Sunday night they were joined by two absolute powerhouses: Kenny Wolleson on vibraphone and Marcus Rojas on tuba. Wolleson is one of the greatest around. His vibraphone and drum kit playing is a thing of pure, unadulterated joy. Simultaneously relaxed and ecstatic, Wolleson plays in every context with an exploratory, no-wrong-moves approach. I’ve seen him in several different ensembles and have been listening to his music since I was a freshman in college, particularly the work he’s done with upright-bass legend Eivind Opsvik’s Overseas ensemble. Never once have I noticed any trope or tired personal cliché in his playing. Wolleson’s voice is one constantly developing; it’s always a gripping encounter to follow which lines he choses to toe.

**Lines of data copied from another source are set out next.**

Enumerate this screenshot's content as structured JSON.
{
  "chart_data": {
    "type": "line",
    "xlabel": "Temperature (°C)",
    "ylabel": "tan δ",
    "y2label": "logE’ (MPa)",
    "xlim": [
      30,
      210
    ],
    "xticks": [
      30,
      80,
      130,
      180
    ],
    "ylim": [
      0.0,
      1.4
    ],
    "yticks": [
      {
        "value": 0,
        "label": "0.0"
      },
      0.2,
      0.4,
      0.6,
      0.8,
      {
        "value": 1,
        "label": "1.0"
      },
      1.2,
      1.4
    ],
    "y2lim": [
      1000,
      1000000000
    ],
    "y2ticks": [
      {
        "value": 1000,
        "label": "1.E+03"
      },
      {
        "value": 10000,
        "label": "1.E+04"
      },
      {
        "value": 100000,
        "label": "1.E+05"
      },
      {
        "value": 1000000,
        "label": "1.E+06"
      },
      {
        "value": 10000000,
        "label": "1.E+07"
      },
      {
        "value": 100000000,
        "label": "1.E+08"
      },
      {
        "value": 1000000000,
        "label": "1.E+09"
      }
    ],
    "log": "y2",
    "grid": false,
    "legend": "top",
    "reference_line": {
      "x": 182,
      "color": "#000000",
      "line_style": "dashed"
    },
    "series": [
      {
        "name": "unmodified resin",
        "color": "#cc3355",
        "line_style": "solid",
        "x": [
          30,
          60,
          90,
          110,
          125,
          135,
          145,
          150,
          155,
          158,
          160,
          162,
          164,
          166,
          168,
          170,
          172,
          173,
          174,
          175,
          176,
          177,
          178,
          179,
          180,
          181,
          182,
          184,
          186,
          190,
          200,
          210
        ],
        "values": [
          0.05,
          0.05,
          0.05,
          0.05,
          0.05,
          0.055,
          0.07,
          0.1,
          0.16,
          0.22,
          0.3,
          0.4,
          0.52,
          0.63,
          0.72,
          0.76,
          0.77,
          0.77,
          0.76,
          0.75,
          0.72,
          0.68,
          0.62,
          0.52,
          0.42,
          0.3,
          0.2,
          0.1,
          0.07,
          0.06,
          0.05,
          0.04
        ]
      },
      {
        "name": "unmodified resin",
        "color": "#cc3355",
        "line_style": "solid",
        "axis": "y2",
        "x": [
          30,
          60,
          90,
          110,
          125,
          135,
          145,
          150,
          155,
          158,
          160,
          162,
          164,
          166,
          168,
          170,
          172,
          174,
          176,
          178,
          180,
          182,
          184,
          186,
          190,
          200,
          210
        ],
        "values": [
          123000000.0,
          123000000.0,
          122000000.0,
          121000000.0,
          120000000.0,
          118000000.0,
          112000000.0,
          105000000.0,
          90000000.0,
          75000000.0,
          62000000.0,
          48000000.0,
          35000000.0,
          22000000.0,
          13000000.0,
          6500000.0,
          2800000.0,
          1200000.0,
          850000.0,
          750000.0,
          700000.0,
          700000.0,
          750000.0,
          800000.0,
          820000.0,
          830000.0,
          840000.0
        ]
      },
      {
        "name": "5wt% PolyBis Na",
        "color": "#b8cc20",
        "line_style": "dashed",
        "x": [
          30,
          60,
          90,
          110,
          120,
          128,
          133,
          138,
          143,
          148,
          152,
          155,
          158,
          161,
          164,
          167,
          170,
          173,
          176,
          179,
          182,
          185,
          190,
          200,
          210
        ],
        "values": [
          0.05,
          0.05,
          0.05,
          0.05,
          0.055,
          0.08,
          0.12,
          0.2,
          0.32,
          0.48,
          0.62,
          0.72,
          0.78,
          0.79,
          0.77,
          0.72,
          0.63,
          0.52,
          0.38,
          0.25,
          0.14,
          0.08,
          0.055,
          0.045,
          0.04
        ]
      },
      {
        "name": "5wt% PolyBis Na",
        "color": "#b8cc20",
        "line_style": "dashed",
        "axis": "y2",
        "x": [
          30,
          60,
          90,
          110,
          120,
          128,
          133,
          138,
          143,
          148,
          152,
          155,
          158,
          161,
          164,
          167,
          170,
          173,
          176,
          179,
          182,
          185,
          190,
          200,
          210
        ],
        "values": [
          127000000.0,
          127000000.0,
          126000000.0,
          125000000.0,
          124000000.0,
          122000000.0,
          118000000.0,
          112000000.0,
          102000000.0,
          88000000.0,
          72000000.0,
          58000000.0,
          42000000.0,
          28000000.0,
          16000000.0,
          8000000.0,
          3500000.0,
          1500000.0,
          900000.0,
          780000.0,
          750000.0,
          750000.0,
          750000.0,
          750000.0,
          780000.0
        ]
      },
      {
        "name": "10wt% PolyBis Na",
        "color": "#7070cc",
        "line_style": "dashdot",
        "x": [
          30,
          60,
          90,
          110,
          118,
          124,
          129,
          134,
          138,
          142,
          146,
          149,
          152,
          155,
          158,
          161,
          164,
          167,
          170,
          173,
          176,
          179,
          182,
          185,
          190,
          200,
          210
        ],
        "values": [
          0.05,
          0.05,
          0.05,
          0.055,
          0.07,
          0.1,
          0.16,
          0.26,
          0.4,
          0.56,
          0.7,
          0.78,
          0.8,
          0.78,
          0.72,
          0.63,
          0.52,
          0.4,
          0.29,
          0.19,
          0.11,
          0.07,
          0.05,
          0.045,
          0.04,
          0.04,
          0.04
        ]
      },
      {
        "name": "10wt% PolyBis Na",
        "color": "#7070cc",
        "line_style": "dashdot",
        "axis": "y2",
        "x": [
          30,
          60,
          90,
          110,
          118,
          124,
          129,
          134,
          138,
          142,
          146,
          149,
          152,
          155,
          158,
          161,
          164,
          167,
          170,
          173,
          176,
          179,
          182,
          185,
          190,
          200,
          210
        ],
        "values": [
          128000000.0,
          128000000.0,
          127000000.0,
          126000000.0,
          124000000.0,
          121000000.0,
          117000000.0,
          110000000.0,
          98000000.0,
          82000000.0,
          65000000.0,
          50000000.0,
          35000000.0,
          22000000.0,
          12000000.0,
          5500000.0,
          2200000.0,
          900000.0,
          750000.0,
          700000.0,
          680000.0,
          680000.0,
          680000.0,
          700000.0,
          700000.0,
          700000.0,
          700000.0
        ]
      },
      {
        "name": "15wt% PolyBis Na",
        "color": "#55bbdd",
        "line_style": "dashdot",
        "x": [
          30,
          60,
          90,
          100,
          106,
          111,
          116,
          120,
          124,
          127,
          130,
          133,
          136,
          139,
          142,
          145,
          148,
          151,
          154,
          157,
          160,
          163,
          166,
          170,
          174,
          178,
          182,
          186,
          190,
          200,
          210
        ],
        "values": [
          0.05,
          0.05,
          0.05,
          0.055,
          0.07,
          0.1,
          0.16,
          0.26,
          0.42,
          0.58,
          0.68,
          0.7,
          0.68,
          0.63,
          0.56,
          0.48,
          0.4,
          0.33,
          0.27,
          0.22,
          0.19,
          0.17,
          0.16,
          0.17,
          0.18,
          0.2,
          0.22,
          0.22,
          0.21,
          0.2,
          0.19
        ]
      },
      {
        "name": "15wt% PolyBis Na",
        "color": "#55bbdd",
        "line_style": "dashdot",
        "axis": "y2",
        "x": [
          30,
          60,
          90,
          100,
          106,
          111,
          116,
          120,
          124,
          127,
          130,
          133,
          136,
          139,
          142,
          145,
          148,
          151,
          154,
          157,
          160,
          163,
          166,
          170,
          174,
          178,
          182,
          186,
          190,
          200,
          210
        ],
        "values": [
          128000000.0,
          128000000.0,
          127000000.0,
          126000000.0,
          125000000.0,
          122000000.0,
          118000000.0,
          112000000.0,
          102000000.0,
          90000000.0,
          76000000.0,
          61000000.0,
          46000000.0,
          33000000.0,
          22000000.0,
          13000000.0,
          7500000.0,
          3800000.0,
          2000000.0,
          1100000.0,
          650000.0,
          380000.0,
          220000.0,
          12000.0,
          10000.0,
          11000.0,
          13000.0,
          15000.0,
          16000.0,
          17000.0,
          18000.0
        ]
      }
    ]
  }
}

The addition of Marcus Rojas on tuba last night kicked the whole thing up a notch. Rojas seems to have played with everyone worth playing with, and it was apparent in his performance that his personal musical language is bottomless in depth and without horizon in its breadth. Like any great bass instrument performer, he plays with an ear toward arrangement and musical narrative. Knowing full-well the amount of music space his sound stands to occupy in the ensemble, Rojas was calculating in his moves — bringing the earth to shake when things looked thin, screaming through the wiggle-room during the band’s tighter grooves, always guiding the improvisation to the next area of interest, anticipating and carving out clean the music’s tectonic shift.

It was a single-night engagement, and I was happy to see the bar full upon with former customers and friends of mine. A reunion for ages at the best bar in Manhattan. More to come, always and soon.